Tuesday, 15 May 2012

3:00 pm

Photo of John CrownJohn Crown (Independent)

I would like the Deputy Leader to seek clarification from the Minister for Health on two issues, the first of which relates to an emerging policy of public patients being stripped of their choice of public hospital. That is occurring in this country. It has serious implications for many citizens who would like aspects of their care to be provided in hospitals other than those geographically defined as being their local hospital.

On an allied issue, I would like the Minister to clarify how many non-clinical staff in hospitals are allowed to look at the medical records of patients in our hospitals. It has come to my attention on a number of occasions that people with various medical problems who have been seeking medical care in institutions outside their local areas have been told they can no longer be treated there. Some of my colleagues in this Chamber have asked me to make inquiries in this regard on behalf of their constituents. I have now learned that several staff in my own hospital were brought in for a chat by representatives of the hospital administration. They were told in no uncertain terms that patients who come from outside the catchment area of St. Vincent's Hospital - according to some interpretations, it appears to be a small area confined to Ross O'Carroll-Kelly land - should not be coming to the hospital but should instead be decanted to hospitals closer to where they live. A critical issue of choice for public patients arises in this context. People choose hospitals for many reasons. They may choose a good hospital near to them, which is often the appropriate thing to do. They may also choose a hospital with expertise in a particular area in which they are troubled, such as one with expertise in a particular disease or skill. They may also have issues of confidentiality. Some people do not wish to be treated in the hospital beside where they live where everybody knows them. Finally, some people have personal, painful and legitimate memories of sad things that happened in hospitals that can leave them a little psychologically coloured with regard to going back to that hospital.

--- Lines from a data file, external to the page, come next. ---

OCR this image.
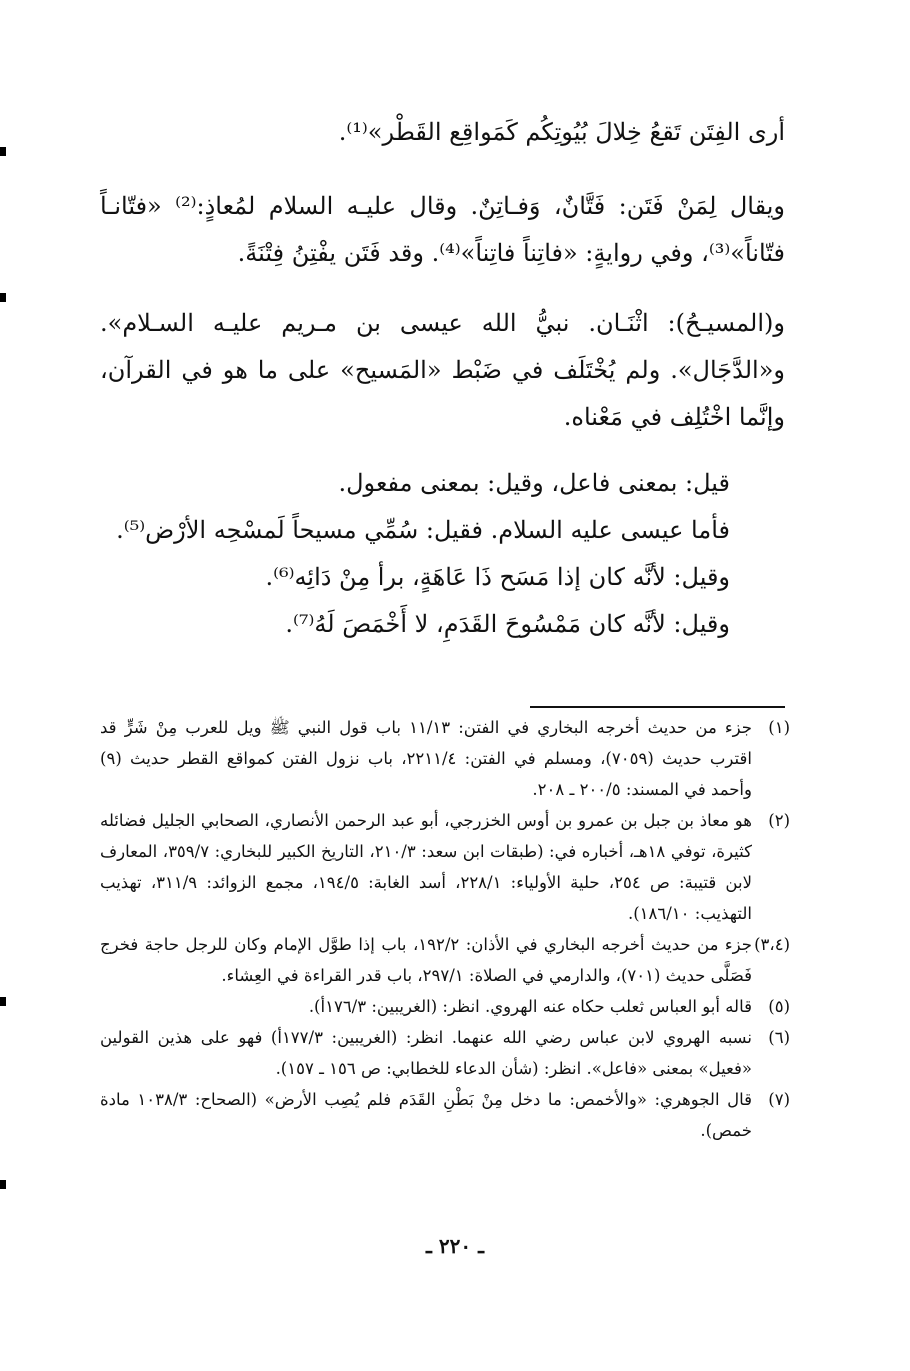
أرى الفِتَن تَقعُ خِلالَ بُيُوتِكُم كَمَواقِع القَطْر»⁽¹⁾.

ويقال لِمَنْ فَتَن: فَتَّانٌ، وَفـاتِنٌ. وقال عليـه السلام لمُعاذٍ:⁽²⁾ «فتّانـاً فتّاناً»⁽³⁾، وفي روايةٍ: «فاتِناً فاتِناً»⁽⁴⁾. وقد فَتَن يفْتِنُ فِتْنَةً.

و(المسيـحُ): اثْنَـان. نبيُّ الله عيسى بن مـريم عليـه السـلام». و«الدَّجَال». ولم يُخْتَلَف في ضَبْط «المَسيح» على ما هو في القرآن، وإنَّما اخْتُلِف في مَعْناه.

قيل: بمعنى فاعل، وقيل: بمعنى مفعول.

فأما عيسى عليه السلام. فقيل: سُمِّي مسيحاً لَمسْحِه الأرْض⁽⁵⁾.

وقيل: لأنَّه كان إذا مَسَح ذَا عَاهَةٍ، برأ مِنْ دَائِه⁽⁶⁾.

وقيل: لأنَّه كان مَمْسُوحَ القَدَمِ، لا أَخْمَصَ لَهُ⁽⁷⁾.

(١)
جزء من حديث أخرجه البخاري في الفتن: ١١/١٣ باب قول النبي ﷺ ويل للعرب مِنْ شَرٍّ قد اقترب حديث (٧٠٥٩)، ومسلم في الفتن: ٢٢١١/٤، باب نزول الفتن كمواقع القطر حديث (٩) وأحمد في المسند: ٢٠٠/٥ ـ ٢٠٨.
(٢)
هو معاذ بن جبل بن عمرو بن أوس الخزرجي، أبو عبد الرحمن الأنصاري، الصحابي الجليل فضائله كثيرة، توفي ١٨هـ، أخباره في: (طبقات ابن سعد: ٢١٠/٣، التاريخ الكبير للبخاري: ٣٥٩/٧، المعارف لابن قتيبة: ص ٢٥٤، حلية الأولياء: ٢٢٨/١، أسد الغابة: ١٩٤/٥، مجمع الزوائد: ٣١١/٩، تهذيب التهذيب: ١٨٦/١٠).
(٣،٤)
جزء من حديث أخرجه البخاري في الأذان: ١٩٢/٢، باب إذا طوَّل الإمام وكان للرجل حاجة فخرج فَصَلَّى حديث (٧٠١)، والدارمي في الصلاة: ٢٩٧/١، باب قدر القراءة في العِشاء.
(٥)
قاله أبو العباس ثعلب حكاه عنه الهروي. انظر: (الغريبين: ١٧٦/٣أ).
(٦)
نسبه الهروي لابن عباس رضي الله عنهما. انظر: (الغريبين: ١٧٧/٣أ) فهو على هذين القولين «فعيل» بمعنى «فاعل». انظر: (شأن الدعاء للخطابي: ص ١٥٦ ـ ١٥٧).
(٧)
قال الجوهري: «والأخمص: ما دخل مِنْ بَطْنِ القَدَم فلم يُصِب الأرض» (الصحاح: ١٠٣٨/٣ مادة خمص).
ـ ٢٢٠ ـ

The reason this is happening is because of the inflexibility of budgeting structures in the HSE. The hospitals get a fixed budget at the beginning of the year, so the natural way to deal with financial shortfalls as we experience the economic downturn is to turn away customers. What other enterprise tries to turn away its customers? However, that is what our hospitals are doing. They are trying to force patients to go elsewhere. In addition, a perverse incentive has now emerged in that hospitals that do not meet waiting list requirements will be fined. Therefore, where a hospital tries to do the decent thing and provide a service on a shoestring budget for people coming from long distances for treatment, waiting times will increase because more people are going to it, resulting in the hospital being fined for being good. This is the opposite of what should be happening in the system, that quality should be incentivised. This is what is classically called a perverse incentive - where people are incentivised to be bad or mediocre.

Will the Deputy Leader seek clarification as to whether there has been a "from the top" change with respect to the right of citizens to go to any hospital in the country to be treated and whether that right is being respected by the individual administrations of hospitals? On a related matter, are members of the finance departments of hospitals allowed to trawl the records of patients in those hospitals.